Passive movements reduce pain, pathological limitation of motion. This occurs because of the neuro-modulation effect on the mechanoreceptors within the joint. Passive movements are followed by simple active movements.

 Stretching exercises:

Prolonged stretching causes an increase in the movements too. The exercises include a maximum number of combinations of various movements by minimizing the number of exercises. Graduated relaxed sustained stretching, given in PNF pattern like shoulder elevation with flexion, abduction and external rotation, shoulder internal rotation with extension, adduction, and elbow flexion i.e attaining “hand to lumbar position”.
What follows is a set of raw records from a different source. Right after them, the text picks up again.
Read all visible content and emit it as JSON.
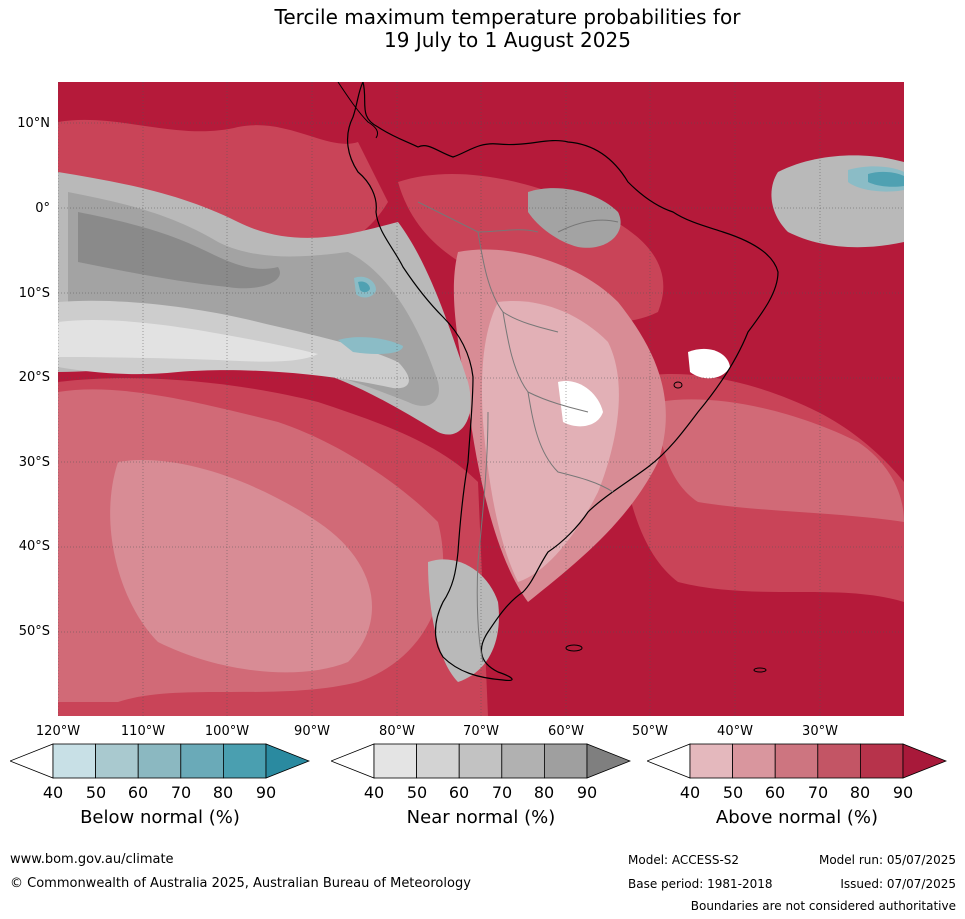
{
  "title": {
    "line1": "Tercile maximum temperature probabilities for",
    "line2": "19 July to 1 August 2025"
  },
  "map": {
    "lat_labels": [
      "10°N",
      "0°",
      "10°S",
      "20°S",
      "30°S",
      "40°S",
      "50°S"
    ],
    "lon_labels": [
      "120°W",
      "110°W",
      "100°W",
      "90°W",
      "80°W",
      "70°W",
      "60°W",
      "50°W",
      "40°W",
      "30°W"
    ],
    "colors": {
      "above_90": "#b51a3a",
      "above_80": "#c94458",
      "above_70": "#d16a77",
      "above_60": "#d88c95",
      "above_50": "#e2b0b6",
      "near_90": "#8a8a8a",
      "near_80": "#a3a3a3",
      "near_70": "#b9b9b9",
      "near_60": "#cdcdcd",
      "near_50": "#e2e2e2",
      "below_70": "#8bbcc6",
      "below_80": "#4fa1b2"
    }
  },
  "colorbars": [
    {
      "title": "Below normal (%)",
      "ticks": [
        "40",
        "50",
        "60",
        "70",
        "80",
        "90"
      ],
      "colors": [
        "#ffffff",
        "#c8e0e6",
        "#a9c9cf",
        "#8bb8c1",
        "#6aaab8",
        "#4a9fb0",
        "#2a8aa0"
      ]
    },
    {
      "title": "Near normal (%)",
      "ticks": [
        "40",
        "50",
        "60",
        "70",
        "80",
        "90"
      ],
      "colors": [
        "#ffffff",
        "#e4e4e4",
        "#d3d3d3",
        "#c2c2c2",
        "#b1b1b1",
        "#9f9f9f",
        "#7f7f7f"
      ]
    },
    {
      "title": "Above normal (%)",
      "ticks": [
        "40",
        "50",
        "60",
        "70",
        "80",
        "90"
      ],
      "colors": [
        "#ffffff",
        "#e4b8bd",
        "#d9969e",
        "#cd7580",
        "#c35565",
        "#b7334b",
        "#a8193a"
      ]
    }
  ],
  "footer": {
    "website": "www.bom.gov.au/climate",
    "copyright": "© Commonwealth of Australia 2025, Australian Bureau of Meteorology",
    "model": "Model: ACCESS-S2",
    "base_period": "Base period: 1981-2018",
    "model_run": "Model run: 05/07/2025",
    "issued": "Issued: 07/07/2025",
    "disclaimer": "Boundaries are not considered authoritative"
  }
}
Self -Assisted stretching:

In Self Assisted stretching method the patient uses his normal or contralateral arm for gradually stretching the affected shoulder. Pendulum stretch, towel stretch, cross-body stretch, inward-outward stretch, armpit stretch, finger walk are examples of simple stretching exercises.

Strengthening exercises:

Strengthening exercises like closed chain isometric exercises, open chain exercises can be done, other exercises with the help of weights, therabands, pulleys, etc are also given.